While Americans could once expect savings of 50 percent by buying brand-name drugs from Canada, today’s savings are closer to 25 or 30 percent, says Gabriel Levitt, vice president of Pharmacychecker.com, a website that compares drug prices. The reason: The Canadian dollar used to be worth just 75 cents for every U.S. dollar. Today the two currencies are worth about the same.
That situation, coupled with the emergence in 2006 of Medicare Part D—which subsidizes prescription drug costs for older Americans—has cut in half the $1 billion a year they spend on drugs from Canada, Levitt says.
But despite the drop in savings, brand-name drugs remain cheaper in Canada while generics tend to be cheaper in the United States.
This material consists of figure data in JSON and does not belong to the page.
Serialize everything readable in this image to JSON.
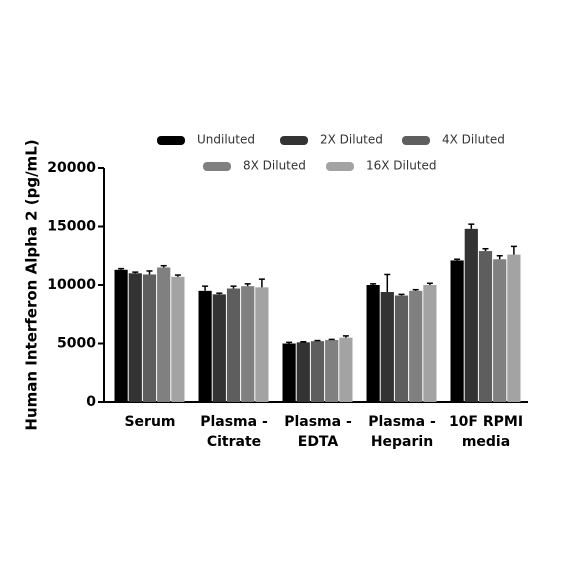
{
  "chart_data": {
    "type": "bar",
    "y_label": "Human Interferon Alpha 2 (pg/mL)",
    "categories": [
      "Serum",
      "Plasma -\nCitrate",
      "Plasma -\nEDTA",
      "Plasma -\nHeparin",
      "10F RPMI\nmedia"
    ],
    "series": [
      {
        "name": "Undiluted",
        "color": "#000000",
        "values": [
          11300,
          9500,
          5000,
          10000,
          12100
        ],
        "errors": [
          100,
          400,
          100,
          100,
          100
        ]
      },
      {
        "name": "2X Diluted",
        "color": "#333333",
        "values": [
          11000,
          9200,
          5100,
          9400,
          14800
        ],
        "errors": [
          100,
          100,
          50,
          1500,
          400
        ]
      },
      {
        "name": "4X Diluted",
        "color": "#5e5e5e",
        "values": [
          10900,
          9700,
          5200,
          9100,
          12900
        ],
        "errors": [
          300,
          200,
          50,
          100,
          200
        ]
      },
      {
        "name": "8X Diluted",
        "color": "#808080",
        "values": [
          11500,
          9900,
          5300,
          9500,
          12200
        ],
        "errors": [
          150,
          200,
          50,
          100,
          300
        ]
      },
      {
        "name": "16X Diluted",
        "color": "#a3a3a3",
        "values": [
          10700,
          9800,
          5500,
          10000,
          12600
        ],
        "errors": [
          150,
          700,
          150,
          150,
          700
        ]
      }
    ],
    "ylim": [
      0,
      20000
    ],
    "yticks": [
      0,
      5000,
      10000,
      15000,
      20000
    ],
    "grid": false
  }
}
And many Americans continue to buy from Canada when generics are not available, particularly those under 65 who are uninsured and those who must pay full price for drugs because they fall into the Part D “doughnut hole.” Despite the U.S. Food and Drug Administration’s stance against drug importation, Canadian online pharmacy officials say Americans remain the overwhelming majority of their customers.
“The reason people go to Canada is not that they want to go away,” says Stephen Schondelmeyer, a professor of pharmaceutical economics at the University of Minnesota. “It’s because of the price differential. It’s natural market behavior.”